The open session portion of the April 18th meeting featured speakers from various disciplines including physics, engineering, life sciences, statistical analysis and economics. Dr. Ascoli presented to the committee during the Industry Perspective panel session. Dr. Ascoli stated, “While data irreproducibility of life science research tools has been reported to be caused by faults in study design, biological reagents, protocols, data analysis and reporting, a disproportionate amount of media attention has focused on biological reagents including cell lines, antibodies and animal models.”
Ascoli went on to explain that Rockland and other leading antibody manufacturers and resellers, along with funding agencies and some journals, are embracing change that will make a difference. For instance: (1) better use of standards and controls can be made when collecting experimental data; (2) the ‘knowledge gap” that has resulted from outsourcing antibody technology can be addressed; (3) funding agencies can require precise description of reagents and methods to foster reproducibility; (4) journals can publish all necessary details of reagents and protocols critical for reproducibility; and (5) antibody manufacturers and resellers can adopt immunoassay specific validation guidelines and provide greater transparency when describing antibody production, screening methods and release criteria.
Opinion leaders testifying at this session challenged whether a “crisis” of reproducibility exists, as some have claimed in the literature, especially when considering that the clear majority of research performed results in the collection of high quality data sufficient to support and reproduce scientific claims. For instance, the pace at which new treatments have accelerated from the bench to the clinic has resulted in an explosion of breakthroughs in medicine, and antibodies are central to the discovery, diagnosis and cure of many diseases that just a decade ago were considered to have poor patient outcomes.
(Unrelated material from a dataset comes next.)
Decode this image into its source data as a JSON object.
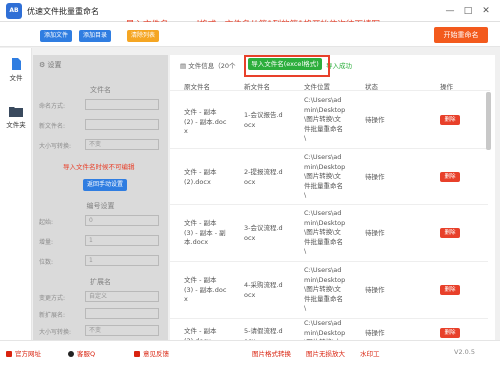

The root causes of data irreproducibility identified at this meeting were biases in experimental design, biases in statistical analysis, the resultant inaccuracies of mathematical standards and constants, and the inherent variability that exists when biological reagents are used. Focus on these causative factors is imperative as the stakes are high. One economist speculated that the potential economic impact of data irreproducibility, especially for pre-clinical and clinical applications, ranges from 190 to 380 billion US dollars, cumulatively.
The committee was given a timeline to assess issues pertaining to reproducibility and replication, hear testimony by subject matter experts, deliberate and complete their investigations within approximately 18 months of the start of activities in October 2017. At the conclusion, a written report will be issued to Congress that includes an assessment of current activities to improve reproducibility and replication highlighting examples of good practices and examine factors that adversely affect reproducibility and replication.